La “sindrome del vincitore”: la situazione degli Alleati
Per comprendere come fu possibile per i tedeschi, sul finire del 1944, organizzare una tale controffensiva e metterla effettivamente in atto, è necessario soffermarsi brevemente sulla situazione in campo alleato.
Pressati da Iosif Stalin, che chiedeva l’apertura di un secondo fronte ormai da tempo, gli Alleati sbarcano in Normandia, nel nord della Francia, nel giugno del 1944. L’avanzata è relativamente rapida e determinante: il 25 agosto Parigi viene liberata, mentre nella battaglia della sacca di Falaise, i tedeschi in ritirata lasciano 10.000 morti e almeno 50.000 prigionieri. Gli Alleati intanto sono sbarcati anche nel sud.
A fine estate la Francia è libera. Presi dall’euforia della vittoria, in settembre, gli anglo-americani (a cui vanno sommati cospicui contingenti canadesi, francesi e polacchi) lanciano un’avventata offensiva con truppe aviotrasportate in Olanda, oltre la foce del Reno (operazione Market Garden), ma l’attacco si risolve in un nulla di fatto e in gravi perdite.
I tedeschi ripiegano con efficienza, e tengono duro lungo tutto il Westwall, una linea fortificata che si estende dall’Olanda alle Svizzera. La rapida guerra di movimento si trasforma ben presto in una guerra d’attrito, non troppo diversa da quella combattuta, sempre fra americani e tedeschi, tra il 1917 e il 1918. Il fronte e i luoghi delle battaglie, per ironia della sorte, sono gli stessi.
Giunto l’autunno, i vari tentativi di sfondamento, portati avanti dagli Alleati si infrangono contro la resistenza della Wehrmacht e gli effetti delle numerose perdite iniziano a farsi sentire: nella foresta di Hürtgen, teatro di scontri durissimi, ad esempio, gli americani arriveranno a perdere oltre 30.000 uomini. A dicembre, quando iniziano a cadere le prime nevicate, è ormai chiaro che a differenza di quanto sperato e previsto da tanti ufficiali alleati, la guerra non finirà per Natale.

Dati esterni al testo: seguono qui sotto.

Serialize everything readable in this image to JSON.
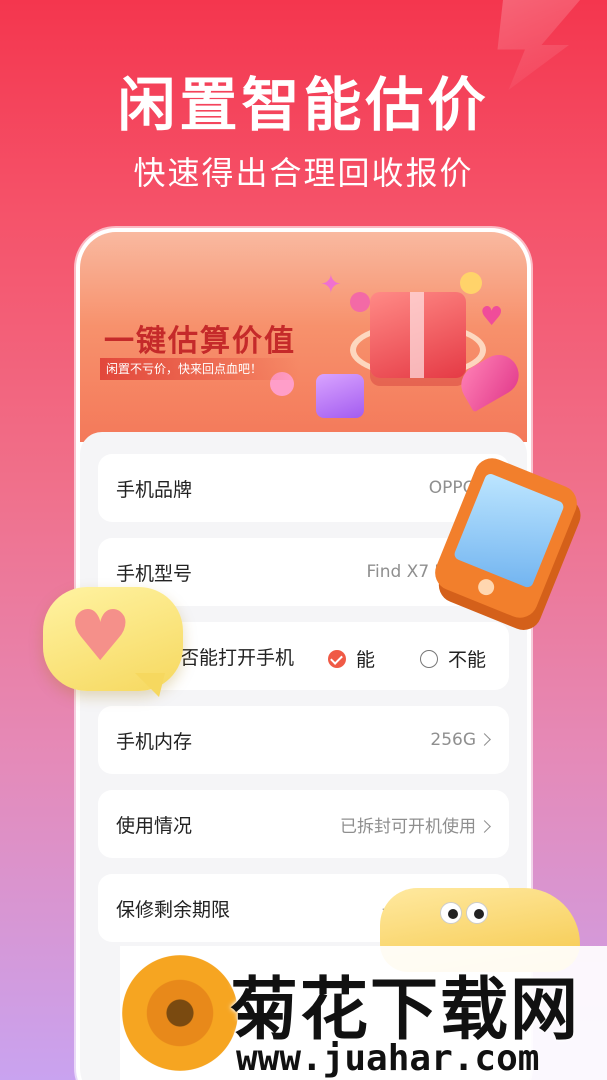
{
  "promo": {
    "headline": "闲置智能估价",
    "subhead": "快速得出合理回收报价"
  },
  "banner": {
    "title": "一键估算价值",
    "tagline": "闲置不亏价，快来回点血吧！"
  },
  "form": {
    "rows": [
      {
        "label": "手机品牌",
        "value": "OPPO"
      },
      {
        "label": "手机型号",
        "value": "Find X7 U"
      },
      {
        "label": "否能打开手机",
        "options": [
          "能",
          "不能"
        ],
        "selected": "能"
      },
      {
        "label": "手机内存",
        "value": "256G"
      },
      {
        "label": "使用情况",
        "value": "已拆封可开机使用"
      },
      {
        "label": "保修剩余期限",
        "value": "一"
      }
    ]
  },
  "stickers": {
    "phone": "phone-sticker",
    "bubble": "heart-speech-bubble",
    "duck": "duck-sticker"
  },
  "watermark": {
    "text": "菊花下载网",
    "url": "www.juahar.com"
  },
  "colors": {
    "accent": "#f05a46",
    "background_top": "#f4364e",
    "background_bottom": "#c9a3f0"
  }
}
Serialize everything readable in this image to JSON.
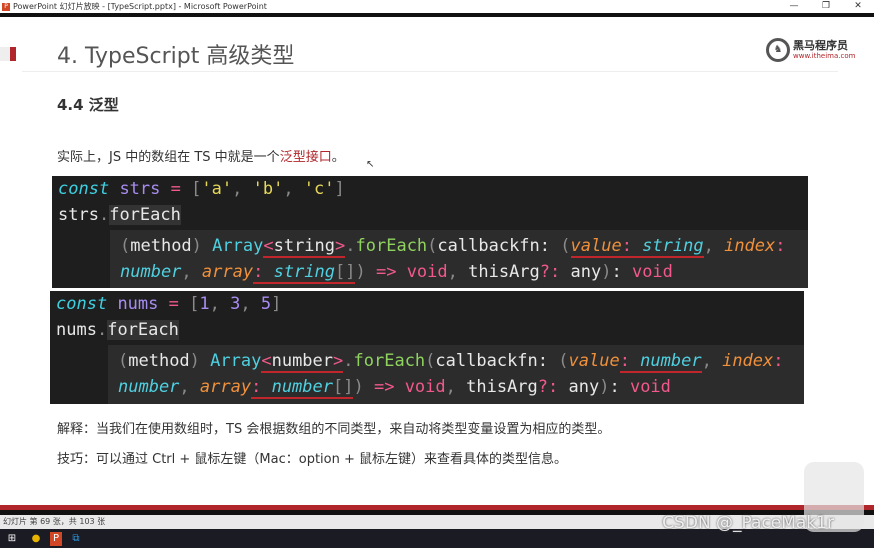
{
  "window": {
    "title": "PowerPoint 幻灯片放映 - [TypeScript.pptx] - Microsoft PowerPoint",
    "controls": [
      "—",
      "❐",
      "✕"
    ]
  },
  "slide": {
    "title": "4. TypeScript 高级类型",
    "logo": {
      "name": "黑马程序员",
      "url": "www.itheima.com"
    },
    "subtitle": "4.4 泛型",
    "intro": {
      "text": "实际上，JS 中的数组在 TS 中就是一个",
      "highlight": "泛型接口",
      "end": "。"
    },
    "code_blocks": [
      {
        "lines": [
          [
            [
              "const",
              "kw"
            ],
            [
              " ",
              "pl"
            ],
            [
              "strs",
              "var"
            ],
            [
              " ",
              "pl"
            ],
            [
              "=",
              "op"
            ],
            [
              " ",
              "pl"
            ],
            [
              "[",
              "pun"
            ],
            [
              "'a'",
              "str"
            ],
            [
              ", ",
              "pun"
            ],
            [
              "'b'",
              "str"
            ],
            [
              ", ",
              "pun"
            ],
            [
              "'c'",
              "str"
            ],
            [
              "]",
              "pun"
            ]
          ],
          [
            [
              "strs",
              "pl"
            ],
            [
              ".",
              "pun"
            ],
            [
              "forEach",
              "pl hlbg"
            ]
          ]
        ],
        "hover": [
          [
            [
              "(",
              "pun"
            ],
            [
              "method",
              "pl"
            ],
            [
              ") ",
              "pun"
            ],
            [
              "Array",
              "type"
            ],
            [
              "<",
              "op u"
            ],
            [
              "string",
              "pl u"
            ],
            [
              ">",
              "op u"
            ],
            [
              ".",
              "pun"
            ],
            [
              "forEach",
              "fn"
            ],
            [
              "(",
              "pun"
            ],
            [
              "callbackfn: ",
              "pl"
            ],
            [
              "(",
              "pun"
            ],
            [
              "value",
              "param u"
            ],
            [
              ":",
              "op u"
            ],
            [
              " string",
              "ti u"
            ],
            [
              ", ",
              "pun"
            ],
            [
              "index",
              "param"
            ],
            [
              ":",
              "op"
            ]
          ],
          [
            [
              "number",
              "ti"
            ],
            [
              ", ",
              "pun"
            ],
            [
              "array",
              "param"
            ],
            [
              ":",
              "op u"
            ],
            [
              " string",
              "ti u"
            ],
            [
              "[]",
              "pun u"
            ],
            [
              ") ",
              "pun"
            ],
            [
              "=>",
              "op"
            ],
            [
              " void",
              "op"
            ],
            [
              ", ",
              "pun"
            ],
            [
              "thisArg",
              "pl"
            ],
            [
              "?:",
              "op"
            ],
            [
              " any",
              "pl"
            ],
            [
              ")",
              "pun"
            ],
            [
              ": ",
              "pl"
            ],
            [
              "void",
              "op"
            ]
          ]
        ]
      },
      {
        "lines": [
          [
            [
              "const",
              "kw"
            ],
            [
              " ",
              "pl"
            ],
            [
              "nums",
              "var"
            ],
            [
              " ",
              "pl"
            ],
            [
              "=",
              "op"
            ],
            [
              " ",
              "pl"
            ],
            [
              "[",
              "pun"
            ],
            [
              "1",
              "num"
            ],
            [
              ", ",
              "pun"
            ],
            [
              "3",
              "num"
            ],
            [
              ", ",
              "pun"
            ],
            [
              "5",
              "num"
            ],
            [
              "]",
              "pun"
            ]
          ],
          [
            [
              "nums",
              "pl"
            ],
            [
              ".",
              "pun"
            ],
            [
              "forEach",
              "pl hlbg"
            ]
          ]
        ],
        "hover": [
          [
            [
              "(",
              "pun"
            ],
            [
              "method",
              "pl"
            ],
            [
              ") ",
              "pun"
            ],
            [
              "Array",
              "type"
            ],
            [
              "<",
              "op u"
            ],
            [
              "number",
              "pl u"
            ],
            [
              ">",
              "op u"
            ],
            [
              ".",
              "pun"
            ],
            [
              "forEach",
              "fn"
            ],
            [
              "(",
              "pun"
            ],
            [
              "callbackfn: ",
              "pl"
            ],
            [
              "(",
              "pun"
            ],
            [
              "value",
              "param"
            ],
            [
              ":",
              "op u"
            ],
            [
              " number",
              "ti u"
            ],
            [
              ", ",
              "pun"
            ],
            [
              "index",
              "param"
            ],
            [
              ":",
              "op"
            ]
          ],
          [
            [
              "number",
              "ti"
            ],
            [
              ", ",
              "pun"
            ],
            [
              "array",
              "param"
            ],
            [
              ":",
              "op u"
            ],
            [
              " number",
              "ti u"
            ],
            [
              "[]",
              "pun u"
            ],
            [
              ") ",
              "pun"
            ],
            [
              "=>",
              "op"
            ],
            [
              " void",
              "op"
            ],
            [
              ", ",
              "pun"
            ],
            [
              "thisArg",
              "pl"
            ],
            [
              "?:",
              "op"
            ],
            [
              " any",
              "pl"
            ],
            [
              ")",
              "pun"
            ],
            [
              ": ",
              "pl"
            ],
            [
              "void",
              "op"
            ]
          ]
        ]
      }
    ],
    "notes": [
      "解释：当我们在使用数组时，TS 会根据数组的不同类型，来自动将类型变量设置为相应的类型。",
      "技巧：可以通过 Ctrl + 鼠标左键（Mac：option + 鼠标左键）来查看具体的类型信息。"
    ]
  },
  "status": "幻灯片 第 69 张，共 103 张",
  "taskbar": {
    "icons": [
      "windows-start",
      "chrome",
      "powerpoint",
      "vscode"
    ]
  },
  "watermark": "CSDN @_PaceMak1r",
  "colors": {
    "accent": "#b0262b",
    "code_bg": "#1e1e1e",
    "hover_bg": "#2c2c2c"
  }
}
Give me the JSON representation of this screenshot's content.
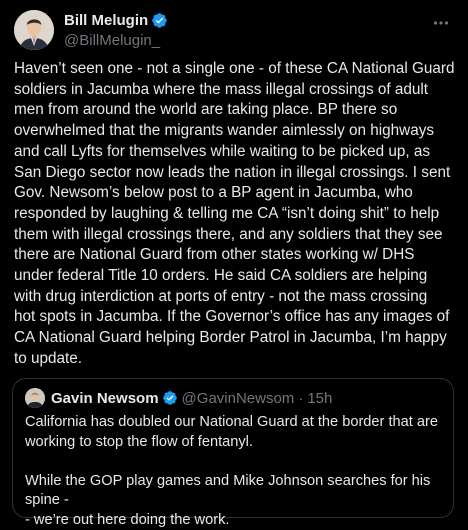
{
  "author": {
    "display_name": "Bill Melugin",
    "handle": "@BillMelugin_",
    "verified_icon": "verified-badge-icon",
    "avatar_icon": "profile-photo"
  },
  "more_icon": "more-options-icon",
  "tweet_text": "Haven’t seen one - not a single one - of these CA National Guard\nsoldiers in Jacumba where the mass illegal crossings  of adult\nmen from around the world are taking place. BP there so\noverwhelmed that the migrants wander aimlessly on highways\nand call Lyfts for themselves while waiting to be picked up, as\nSan Diego sector now leads the nation in illegal crossings. I sent\nGov. Newsom’s below post to a BP agent in Jacumba, who\nresponded by laughing & telling me CA “isn’t doing shit” to help\nthem with illegal crossings there, and any soldiers that they see\nthere are National Guard from other states working w/ DHS\nunder federal Title 10 orders. He said CA soldiers are helping\nwith drug interdiction at ports of entry - not the mass crossing\nhot spots in Jacumba. If the Governor’s office has any images of\nCA National Guard helping Border Patrol in Jacumba, I’m happy\nto update.",
  "quoted_tweet": {
    "display_name": "Gavin Newsom",
    "handle": "@GavinNewsom",
    "separator": "·",
    "time": "15h",
    "text": "California has doubled our National Guard at the border that are\nworking to stop the flow of fentanyl.\n\nWhile the GOP play games and Mike Johnson searches for his spine -\n- we’re out here doing the work."
  },
  "colors": {
    "background": "#000000",
    "text": "#e7e9ea",
    "secondary_text": "#71767b",
    "verified_blue": "#1d9bf0",
    "border": "#2f3336"
  }
}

Nonostante ciò gli Alleati sono fermamente convinti di essere ormai a un passo dalla vittoria e autoalimentano questa convinzione con un eccesso di superbia e con una certa supponenza, dettata dalla netta superiorità in termini di uomini, mezzi e risorse di cui dispongono.
È proprio questo malcelato senso di sicurezza, che induce gli Alleati a sottovalutare le intenzioni del nemico e non di un nemico qualsiasi: Adolf Hitler è alle corde, è vero, ma un pugile all’angolo è ancora più temibile, poiché è disposto a giocarsi il tutto per tutto. La Germania inoltre, nonostante le difficoltà, nel 1944 dispone ancora di un potenziale bellico temibile.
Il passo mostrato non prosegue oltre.